Дела и ужасы Жени Осинкиной - i_065.png

Лес да высокие, в два и больше роста заборы вокруг десятков ИК (исправительных колоний), сколоченные из плотно прилегающих одна к другой узких, серых от ветров и дождей досок, сильно заостренных на концах, — только это он и видел вокруг с раннего детства. В Москве или в Питере школьники небось и не знают, откуда это слово взялось — «острог». А у классиков-то оно встречается — и у Достоевского, и у Толстого в «Воскресенье» (Рычков много читал классики — главным образом у кого про тюрьмы; «по специальности», как любил он говорить). К Катюше-то Масловой Нехлюдов в острог приходит. Ну, в Петербурге — это уже просто каменная тюрьма. А здесь, у них в Потьме, очень ясно, от чего это слово пошло — от этих острых (чтоб не перелезть), оструганных верхних концов бревен и отлетов — тех же бревен, но распиленных на две половины продольно. А потом уже и доски так обстругивали.

На памяти Рычкова-младшего расстреляли четырех невинных доказанных (естественно, доказали невиновность, уже когда их землей забросали — там, в лесу, в особом месте за колючей проволокой). Про еще троих, получивших пулю в затылок от имени Российской Федерации (значит, и от его, Рычкова, имени тоже), он имел уверенные подозрения, да только не его ума дело было. Сколько таких на самом деле — не знал никто. Отец говорил, что в его службу зазря вывели в расход десятерых уж точно, а вообще-то человек тридцать.

Раньше расстреливаемый знал — или, скорей, догадывался, что его ведут кончать. И те, кто впоследствии оказались невиновны, и те, кто были, наверно, виновны, рвались из рук конвоиров, кричали: «Я невиновен! Невиновен я!»

Крик человека, прощающегося с жизнью, вообще страшен. Но страшнее этого крика — когда человека убивают не бандиты, а облеченные властью, от имени государства, которое все уже порешало и от решения своего не отступится, — он ничего не слышал. Когда же потом становилось известно, что тащили убивать и взаправду невиновного, и сам-то человек про то знал, только расстрелыцики не знали, — крик безвинно убиваемого начинал звучать в голове Рычкова-младшего раза в три громче.
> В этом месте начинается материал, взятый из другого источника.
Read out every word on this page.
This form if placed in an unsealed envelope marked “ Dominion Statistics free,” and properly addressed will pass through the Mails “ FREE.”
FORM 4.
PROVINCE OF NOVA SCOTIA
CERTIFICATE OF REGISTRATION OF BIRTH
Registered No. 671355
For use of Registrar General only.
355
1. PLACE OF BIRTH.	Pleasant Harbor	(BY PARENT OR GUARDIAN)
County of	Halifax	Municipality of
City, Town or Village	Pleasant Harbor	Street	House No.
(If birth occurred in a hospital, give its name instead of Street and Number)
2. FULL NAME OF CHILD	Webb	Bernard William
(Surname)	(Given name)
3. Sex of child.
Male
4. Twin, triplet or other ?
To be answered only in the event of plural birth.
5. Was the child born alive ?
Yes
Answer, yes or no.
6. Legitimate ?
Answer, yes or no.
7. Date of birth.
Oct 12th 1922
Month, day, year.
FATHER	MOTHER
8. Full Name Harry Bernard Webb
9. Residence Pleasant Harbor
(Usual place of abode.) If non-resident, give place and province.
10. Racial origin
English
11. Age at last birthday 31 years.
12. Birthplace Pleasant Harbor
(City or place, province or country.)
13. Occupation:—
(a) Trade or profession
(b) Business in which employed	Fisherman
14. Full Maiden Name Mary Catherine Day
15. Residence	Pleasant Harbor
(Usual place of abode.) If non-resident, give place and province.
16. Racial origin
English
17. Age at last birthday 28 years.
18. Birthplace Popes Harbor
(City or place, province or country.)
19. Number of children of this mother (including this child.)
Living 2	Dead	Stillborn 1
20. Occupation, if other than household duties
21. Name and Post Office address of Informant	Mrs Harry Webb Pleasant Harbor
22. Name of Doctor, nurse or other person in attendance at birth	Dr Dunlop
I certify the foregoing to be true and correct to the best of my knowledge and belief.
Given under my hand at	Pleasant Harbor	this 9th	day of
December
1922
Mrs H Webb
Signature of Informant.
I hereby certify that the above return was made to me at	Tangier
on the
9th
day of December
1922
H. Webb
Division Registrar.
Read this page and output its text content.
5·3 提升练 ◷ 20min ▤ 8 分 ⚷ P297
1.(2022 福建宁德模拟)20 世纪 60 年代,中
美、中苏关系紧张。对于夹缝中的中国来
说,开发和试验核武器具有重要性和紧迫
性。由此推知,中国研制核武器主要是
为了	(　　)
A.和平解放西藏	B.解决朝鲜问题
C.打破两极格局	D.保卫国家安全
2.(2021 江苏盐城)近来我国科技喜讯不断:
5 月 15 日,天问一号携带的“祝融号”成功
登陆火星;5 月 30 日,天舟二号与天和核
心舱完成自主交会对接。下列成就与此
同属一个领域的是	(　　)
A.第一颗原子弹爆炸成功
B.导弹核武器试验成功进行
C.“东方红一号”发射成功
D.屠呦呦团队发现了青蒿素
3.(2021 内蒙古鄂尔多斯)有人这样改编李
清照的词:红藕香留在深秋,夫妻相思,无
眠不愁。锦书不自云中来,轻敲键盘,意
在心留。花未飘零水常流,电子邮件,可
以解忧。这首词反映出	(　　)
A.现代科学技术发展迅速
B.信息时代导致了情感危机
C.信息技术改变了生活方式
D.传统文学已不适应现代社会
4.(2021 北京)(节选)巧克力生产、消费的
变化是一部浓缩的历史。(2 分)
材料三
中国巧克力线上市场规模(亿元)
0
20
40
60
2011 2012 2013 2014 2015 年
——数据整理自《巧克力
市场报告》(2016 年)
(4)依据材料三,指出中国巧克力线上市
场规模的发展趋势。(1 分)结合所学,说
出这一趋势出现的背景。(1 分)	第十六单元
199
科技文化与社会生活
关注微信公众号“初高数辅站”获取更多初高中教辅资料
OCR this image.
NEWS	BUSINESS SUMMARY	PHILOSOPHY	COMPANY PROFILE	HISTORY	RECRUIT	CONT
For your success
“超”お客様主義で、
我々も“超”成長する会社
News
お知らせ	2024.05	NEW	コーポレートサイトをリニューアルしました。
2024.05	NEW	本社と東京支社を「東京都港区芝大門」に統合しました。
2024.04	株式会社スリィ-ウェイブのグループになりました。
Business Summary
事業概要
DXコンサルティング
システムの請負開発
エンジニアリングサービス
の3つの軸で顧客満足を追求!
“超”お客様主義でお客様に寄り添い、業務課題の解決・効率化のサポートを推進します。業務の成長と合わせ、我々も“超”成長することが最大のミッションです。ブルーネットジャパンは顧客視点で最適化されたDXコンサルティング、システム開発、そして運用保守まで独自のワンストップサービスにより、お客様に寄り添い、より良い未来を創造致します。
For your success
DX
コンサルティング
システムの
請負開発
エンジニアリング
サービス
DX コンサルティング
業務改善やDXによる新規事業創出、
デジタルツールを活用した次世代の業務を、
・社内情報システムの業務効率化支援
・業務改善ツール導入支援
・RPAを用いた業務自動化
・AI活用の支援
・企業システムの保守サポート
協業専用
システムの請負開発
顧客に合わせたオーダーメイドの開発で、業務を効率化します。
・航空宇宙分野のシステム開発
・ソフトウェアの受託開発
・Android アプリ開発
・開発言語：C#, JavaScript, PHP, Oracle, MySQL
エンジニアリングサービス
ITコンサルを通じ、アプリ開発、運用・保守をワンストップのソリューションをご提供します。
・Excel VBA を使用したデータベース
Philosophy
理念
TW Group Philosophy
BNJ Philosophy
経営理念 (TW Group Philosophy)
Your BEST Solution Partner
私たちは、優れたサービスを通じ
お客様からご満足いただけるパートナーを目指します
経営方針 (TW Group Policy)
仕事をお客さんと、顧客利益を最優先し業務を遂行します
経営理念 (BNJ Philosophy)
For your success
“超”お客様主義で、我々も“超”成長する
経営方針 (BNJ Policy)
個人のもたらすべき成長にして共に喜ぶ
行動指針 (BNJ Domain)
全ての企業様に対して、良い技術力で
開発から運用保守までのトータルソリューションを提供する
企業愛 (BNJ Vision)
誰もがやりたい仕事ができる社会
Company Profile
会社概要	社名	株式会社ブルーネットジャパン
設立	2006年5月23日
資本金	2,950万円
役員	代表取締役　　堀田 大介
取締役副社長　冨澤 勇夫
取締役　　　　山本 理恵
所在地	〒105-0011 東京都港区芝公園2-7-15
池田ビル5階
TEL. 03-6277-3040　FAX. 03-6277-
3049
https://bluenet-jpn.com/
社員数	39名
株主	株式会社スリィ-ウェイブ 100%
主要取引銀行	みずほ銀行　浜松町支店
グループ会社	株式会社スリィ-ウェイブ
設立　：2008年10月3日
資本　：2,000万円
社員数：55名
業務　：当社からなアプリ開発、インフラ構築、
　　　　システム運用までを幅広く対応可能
Вот тоже насчет государства.

Рычкову больше нравилось, как было при царях. Ну, во-первых, при них за уголовщину вообще не казнили. Это еще Елизавета Петровна, дочь Петра Великого, так решила.

Милосердная была царица. Хоть четырнадцать человек зарезал — отправляли на каторгу, в Сибирь или на Сахалин. Виселица или расстрел полагались только за покушение на государственный переворот и цареубийство.

Вот Достоевский-то молодой был в революционном кружке, покушались они на все это, ну похватали их — и приговорили к смертной казни расстрелом. И на Семеновском плацу уже первых трех в саваны одели и к столбам привязали. И крест уже поцеловали — священник давал. И капюшоны белые надвинули на глаза — только главный их сбросил колпак с лица головой: «Не боюсь смотреть смерти прямо в глаза!» А это не для них вовсе делали, а для солдат. Потому что трудно смотреть в лицо тому, в кого стреляешь, это сегодня киллерам все нипочем. Солдатам уже команду отдали — «На прицел!» Уже дула нацелились на троих, а остальные-то смотрят! Последние минуты их жизни текут, и Достоевского тоже. А тут скачет по плацу галопом — не рысью! — посыльный от императора. И уже ружья — дулами вверх. Читают бумагу от его величества: вместо расстрела — каторжные работы…

Это Рычкову очень нравилось. Чтобы именно человек не полностью отчаивался — до последней минуты мог ждать отмены. Рычков жалел, что у нас такого нет. И помилование могло прийти только загодя. А если уж повели — значит, отказано, конец, не жди спасения.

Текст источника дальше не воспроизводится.